While both the PPI and CPI measure price change over time for a fixed set of goods and services, they differ in two critical areas: (1) the composition of the set of goods and services, and (2) the types of prices collected for the included goods and services.

The target set of goods and services included in the PPIs is the entire marketed output of U.S. producers. The set includes both goods and services purchased by other producers as inputs to their operations or as capital investment, as well as goods and services purchased by consumers either directly from the service producer or indirectly from a retailer. Because the PPI target is the output of U.S. producers, imports are excluded. The target set of items included in the CPI is the set of goods and services purchased for consumption purposes by urban U.S. households. This set includes imports.

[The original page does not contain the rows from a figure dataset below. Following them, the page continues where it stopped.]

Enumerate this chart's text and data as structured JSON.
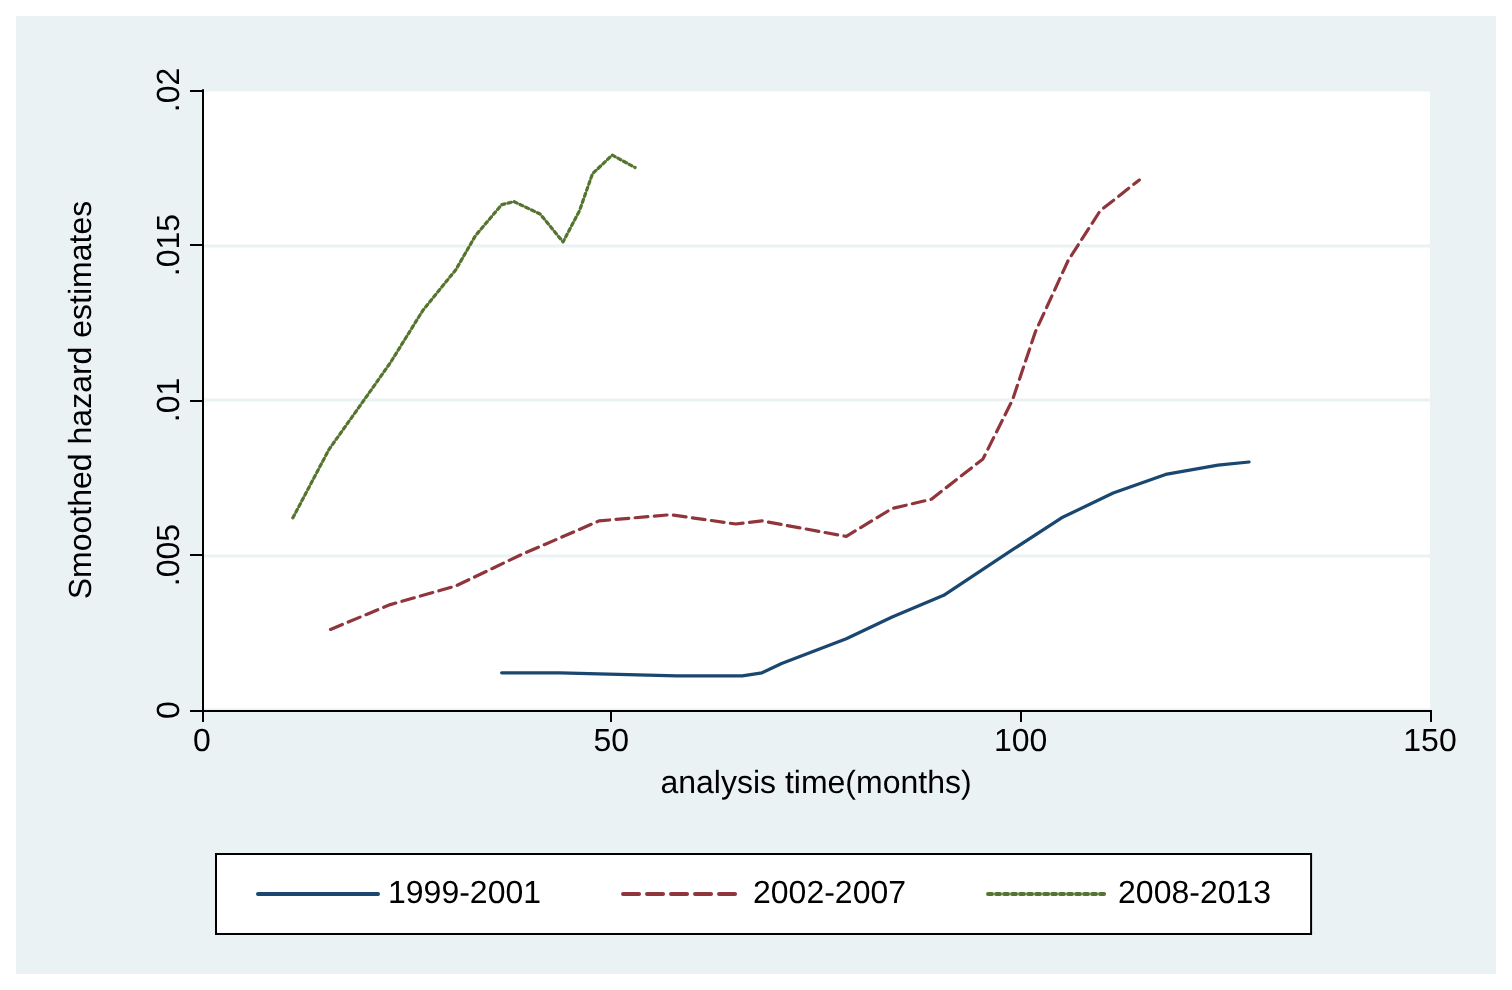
{
  "chart_data": {
    "type": "line",
    "xlabel": "analysis time(months)",
    "ylabel": "Smoothed hazard estimates",
    "xlim": [
      0,
      150
    ],
    "xticks": [
      0,
      50,
      100,
      150
    ],
    "ylim": [
      0,
      0.02
    ],
    "yticks": [
      {
        "value": 0,
        "label": "0"
      },
      {
        "value": 0.005,
        "label": ".005"
      },
      {
        "value": 0.01,
        "label": ".01"
      },
      {
        "value": 0.015,
        "label": ".015"
      },
      {
        "value": 0.02,
        "label": ".02"
      }
    ],
    "grid": "y",
    "legend": "bottom",
    "series": [
      {
        "name": "1999-2001",
        "color": "#1a476f",
        "line_style": "solid",
        "x": [
          36.6,
          43.7,
          58.0,
          66.0,
          68.4,
          70.8,
          78.7,
          84.3,
          90.6,
          98.6,
          105.0,
          111.3,
          117.7,
          124.1,
          127.9
        ],
        "values": [
          0.0012,
          0.0012,
          0.0011,
          0.0011,
          0.0012,
          0.0015,
          0.0023,
          0.003,
          0.0037,
          0.0051,
          0.0062,
          0.007,
          0.0076,
          0.0079,
          0.008
        ]
      },
      {
        "name": "2002-2007",
        "color": "#90353b",
        "line_style": "dashed",
        "x": [
          15.7,
          23.0,
          31.0,
          38.9,
          48.5,
          57.2,
          65.2,
          68.4,
          78.7,
          84.3,
          89.1,
          95.4,
          99.0,
          101.8,
          105.8,
          109.7,
          114.5
        ],
        "values": [
          0.0026,
          0.0034,
          0.004,
          0.005,
          0.0061,
          0.0063,
          0.006,
          0.0061,
          0.0056,
          0.0065,
          0.0068,
          0.0081,
          0.01,
          0.0122,
          0.0145,
          0.0161,
          0.0171
        ]
      },
      {
        "name": "2008-2013",
        "color": "#55752f",
        "line_style": "dotted",
        "x": [
          11.1,
          15.5,
          19.8,
          23.0,
          27.0,
          31.0,
          33.4,
          36.6,
          38.1,
          41.3,
          44.1,
          46.1,
          47.7,
          50.1,
          52.9
        ],
        "values": [
          0.0062,
          0.0084,
          0.01,
          0.0112,
          0.0129,
          0.0142,
          0.0153,
          0.0163,
          0.0164,
          0.016,
          0.0151,
          0.0161,
          0.0173,
          0.0179,
          0.0175
        ]
      }
    ]
  }
}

The price collected for an item included in the PPIs is the revenue received by its producer. Sales and excise taxes are not included in the price because they do not represent revenue to the producer. The price collected for an item included in the CPI is the out-of-pocket expenditure by a consumer for the item. Sales and excise taxes are included in the price because they are necessary expenditures by the consumer for the item.

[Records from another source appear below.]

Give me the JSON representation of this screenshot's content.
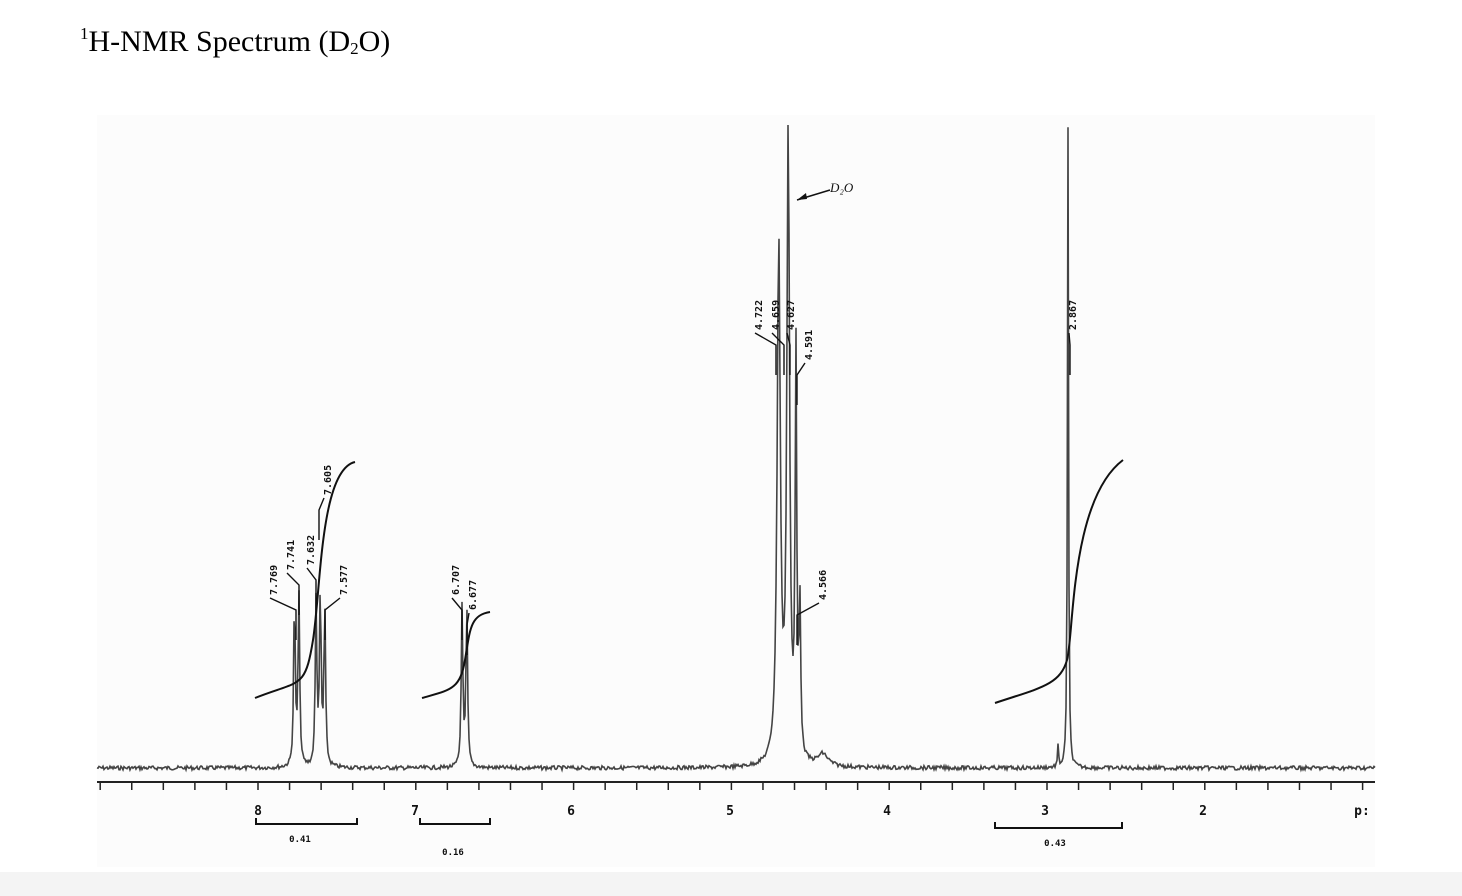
{
  "header": {
    "title": {
      "sup": "1",
      "main": "H-NMR Spectrum (D",
      "sub": "2",
      "end": "O)"
    }
  },
  "spectrum": {
    "axis_labels": [
      "8",
      "7",
      "6",
      "5",
      "4",
      "3",
      "2",
      "p:"
    ],
    "peak_labels": [
      "7.769",
      "7.741",
      "7.632",
      "7.605",
      "7.577",
      "6.707",
      "6.677",
      "4.722",
      "4.659",
      "4.627",
      "4.591",
      "4.566",
      "2.867"
    ],
    "integrals": [
      "0.41",
      "0.16",
      "0.43"
    ],
    "annotation": "D₂O"
  }
}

The differences between the PPI and CPI are consistent with the different uses of the two measures. A primary use of the PPI is to deflate revenue streams in order to measure real growth in output. A primary use of the CPI is to adjust income and expenditure streams for changes in the cost of living.

The composition of items in the Finished Goods Price Index differs from that of the All Items Consumer Price Index in two major respects. First, the Finished Goods Price Index includes price changes for producers’ durable equipment, which are not purchased by typical consumers and, therefore, are not included in the CPI. Second, the All Items CPI includes services which are not reflected in the Finished Goods Price Index. An additional difference is that the Finished Goods Price Index is only available at the U.S. level, while the All Items CPI is available at the regional, metropolitan area, and U.S. levels.

Although some data users utilize the PPI as a potential indicator of the Consumer Price Index (CPI), there are many reasons why the PPI and the CPI may diverge. The scope of the personal consumption portion of the PPI includes all marketable output sold by domestic producers for households. The scope of the CPI includes goods and services provided by business or government, where explicit user charges are paid by consumers. For example, the most heavily weighted item in the CPI, owners’ equivalent rent, is excluded from the PPI. The scope of the CPI includes imports. The PPI excludes imports. The CPI only includes components of personal consumption directly paid for by the consumers, while the PPI includes components of personal consumption that may not be paid for by consumers. For example, the PPI includes medical services paid for by third parties. In contrast to CPI, PPI does not completely cover services. PPIs exclude taxes, since they do not represent producer revenue. Conversely, sales and other taxes paid by consumers are part of household expenditure and are included in the CPI. Additional technical differences between PPI and CPI also exist.